Un andazzo che non esiste

San Giovanni Paolo II

Spesso ci nascondiamo dietro la frase che ci sentiamo sempre ripetere: “Fanno tutti così. E così siamo disponibili a cedere ad un andazzo generale che invece non esiste.

Ci sono infatti tante persone che vivono secondo le parole che l’apostolo Paolo scrive ai cristiani di Filippi. Indicando loro una semplice regola di vita: guardate in alto, seguite i migliori. Non cadete nell’abisso del male da cui poi è difficile rialzarsi. Pensate alle cose belle dell’esistenza, non incancrenitevi nell’avidità, nella superbia. Non siate succubi dell’ira. Non fatevi cullare dall’accidia, appunto dal “tanto fanno tutti così”.

Luigi Beltrame e Maria Corsini

Luigi e Maria Beltrame, i coniugi che Giovanni Paolo II innalzò insieme alla gloria degli altari, dicevano una cosa ai figli. Che bisogna guardare la vita dai tetti in su, trascurando le tante miserie di cui la nostra esistenza è costellata. Bisogna cercare, al contrario, di raggiungere le vette più alte della qualità della vita. Che non è fatta di possesso di cose ma di qualità di rapporti, di onestà intellettuale, di chiarezza, di sincerità.

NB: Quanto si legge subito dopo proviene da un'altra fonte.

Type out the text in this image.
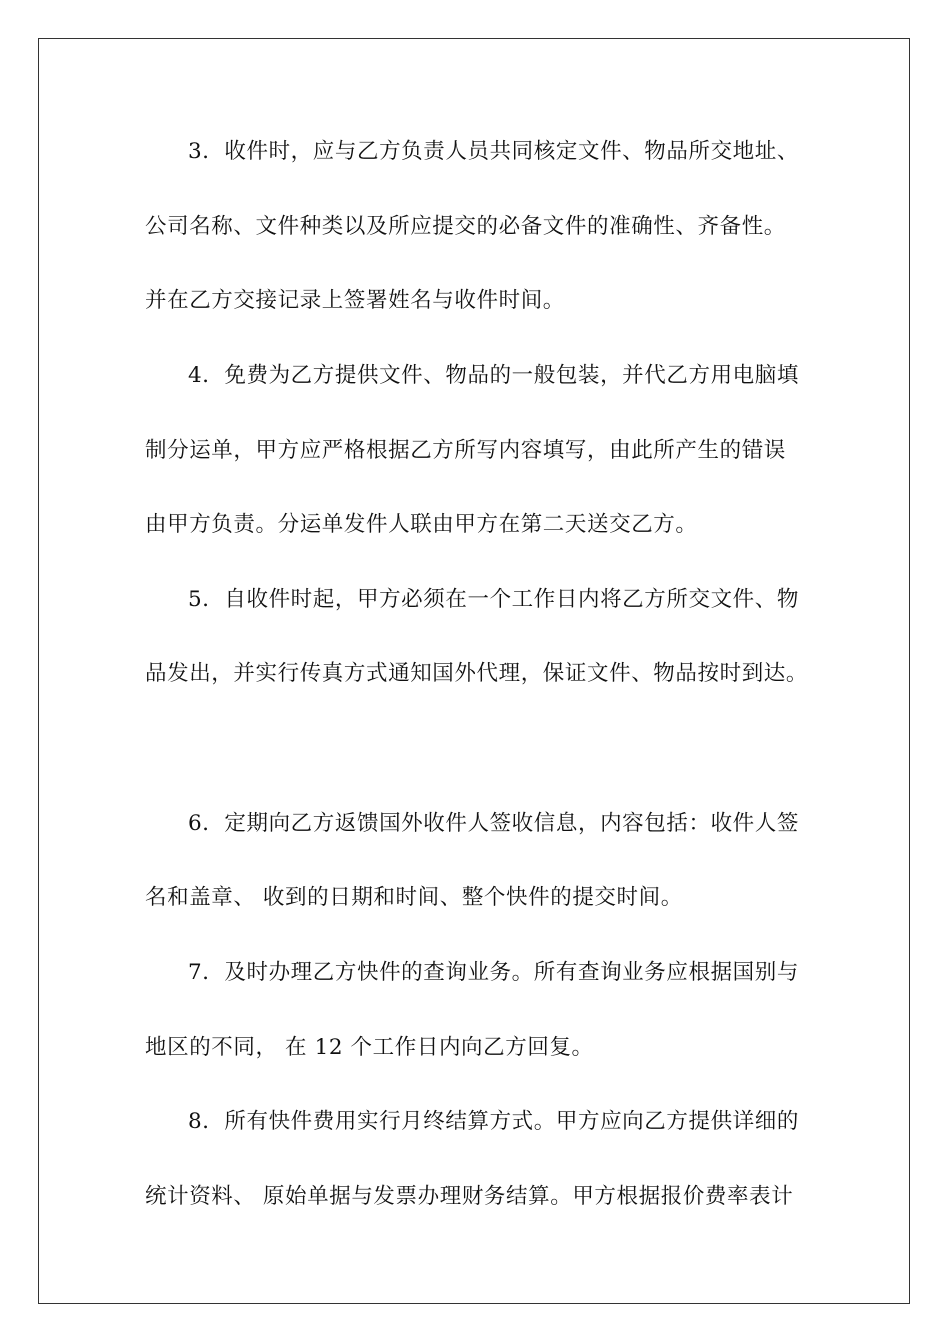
3．收件时，应与乙方负责人员共同核定文件、物品所交地址、
公司名称、文件种类以及所应提交的必备文件的准确性、齐备性。
并在乙方交接记录上签署姓名与收件时间。
4．免费为乙方提供文件、物品的一般包装，并代乙方用电脑填
制分运单，甲方应严格根据乙方所写内容填写，由此所产生的错误
由甲方负责。分运单发件人联由甲方在第二天送交乙方。
5．自收件时起，甲方必须在一个工作日内将乙方所交文件、物
品发出，并实行传真方式通知国外代理，保证文件、物品按时到达。
6．定期向乙方返馈国外收件人签收信息，内容包括：收件人签
名和盖章、 收到的日期和时间、整个快件的提交时间。
7．及时办理乙方快件的查询业务。所有查询业务应根据国别与
地区的不同， 在 12 个工作日内向乙方回复。
8．所有快件费用实行月终结算方式。甲方应向乙方提供详细的
统计资料、 原始单据与发票办理财务结算。甲方根据报价费率表计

Altrimenti ci ritroveremo nella stessa condizione di quell’uomo che ottiene dal suo lavoro un raccolto così grande che non sa dove metterne i frutti. Allora si dà da fare per costruire un granaio più grande. E, una volta completata l’impresa, soddisfatto, dice: ora, finalmente, mi godrò la vita. E la notte morì.

Il commento di Gesù alla vicenda non è commiserante, anzi. Mette in evidenza la poca intelligenza di quel grande lavoratore che aveva dedicato la sua vita ad accumulare cose che non gli sarebbero servite.

Invece se saremo giusti, nobili, amabili, virtuosi la nostra vita lascerà un segno indelebile sulle persone che incontreremo.